Questa descrizione semplice e immediata relativa all’emozione della paura mi ha stimolato a cercare le domande non risposte che potevano essere alla base delle mie paure.

Ho subito capito che la capacità di porsi delle domande è sempre indice di una forza interiore incredibile.

Da lì passare all’azione è stato facile e naturale: ho iniziato a pormi delle domande, a scriverle, anche a lasciarle anche senza risposta.

Poi ho aspettato che le risposte prendessero forma, in modo più o meno consapevole.
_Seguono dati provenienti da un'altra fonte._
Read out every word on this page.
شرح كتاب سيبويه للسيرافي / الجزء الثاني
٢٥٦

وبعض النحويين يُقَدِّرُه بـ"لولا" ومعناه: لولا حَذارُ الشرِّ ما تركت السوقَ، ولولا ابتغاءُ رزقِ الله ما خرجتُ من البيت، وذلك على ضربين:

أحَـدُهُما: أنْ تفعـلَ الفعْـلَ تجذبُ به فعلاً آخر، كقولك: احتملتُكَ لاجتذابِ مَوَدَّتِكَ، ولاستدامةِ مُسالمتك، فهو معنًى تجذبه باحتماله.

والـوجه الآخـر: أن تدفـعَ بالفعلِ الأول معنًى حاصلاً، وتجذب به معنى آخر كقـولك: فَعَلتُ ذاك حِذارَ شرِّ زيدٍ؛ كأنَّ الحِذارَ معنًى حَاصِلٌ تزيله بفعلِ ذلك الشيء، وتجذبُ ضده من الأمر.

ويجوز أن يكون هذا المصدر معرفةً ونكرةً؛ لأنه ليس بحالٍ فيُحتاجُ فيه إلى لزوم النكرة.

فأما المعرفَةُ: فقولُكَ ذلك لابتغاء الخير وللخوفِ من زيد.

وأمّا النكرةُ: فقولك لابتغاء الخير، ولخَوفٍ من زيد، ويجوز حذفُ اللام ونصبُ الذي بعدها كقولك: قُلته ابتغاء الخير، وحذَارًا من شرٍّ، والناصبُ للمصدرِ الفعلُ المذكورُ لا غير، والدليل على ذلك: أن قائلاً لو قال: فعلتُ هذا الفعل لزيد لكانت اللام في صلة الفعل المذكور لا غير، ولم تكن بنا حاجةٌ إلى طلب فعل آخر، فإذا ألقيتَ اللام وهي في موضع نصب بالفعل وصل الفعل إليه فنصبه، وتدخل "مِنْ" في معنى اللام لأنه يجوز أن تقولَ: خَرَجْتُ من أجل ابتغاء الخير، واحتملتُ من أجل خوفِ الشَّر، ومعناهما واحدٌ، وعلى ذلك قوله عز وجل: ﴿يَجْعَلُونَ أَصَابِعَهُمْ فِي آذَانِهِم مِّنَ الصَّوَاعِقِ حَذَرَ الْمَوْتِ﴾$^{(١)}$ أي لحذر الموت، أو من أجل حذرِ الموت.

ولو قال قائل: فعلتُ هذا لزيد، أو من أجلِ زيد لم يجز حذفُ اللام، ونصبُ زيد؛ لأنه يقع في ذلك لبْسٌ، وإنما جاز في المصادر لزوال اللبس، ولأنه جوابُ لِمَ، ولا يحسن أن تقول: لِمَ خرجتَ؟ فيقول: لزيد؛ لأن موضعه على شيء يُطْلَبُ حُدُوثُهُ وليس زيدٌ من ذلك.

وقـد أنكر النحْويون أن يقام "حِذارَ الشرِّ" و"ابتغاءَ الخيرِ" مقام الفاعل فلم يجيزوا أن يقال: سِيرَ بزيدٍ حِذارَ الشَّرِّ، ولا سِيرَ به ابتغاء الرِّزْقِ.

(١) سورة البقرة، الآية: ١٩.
Questo è stato un passo molto importante per la mia crescita personale e professionale, e ha portato alla risoluzione delle mie paure più grandi.

Questo percorso ha poi avuto un’accelerazione importante quando ho conosciuto il pensiero di Igor Sibaldi e la sua visione, che ha contribuito a far crescere in me la consapevolezza e la determinazione.

D’altronde chi si impegna in un lavoro non codificato, spesso discriminato dall’opinione pubblica, povero di certezze ma carico di rischi, o è un pazzo oppure è destinato a vedere il mondo in modo diverso rispetto alla maggior parte dei suoi contemporanei.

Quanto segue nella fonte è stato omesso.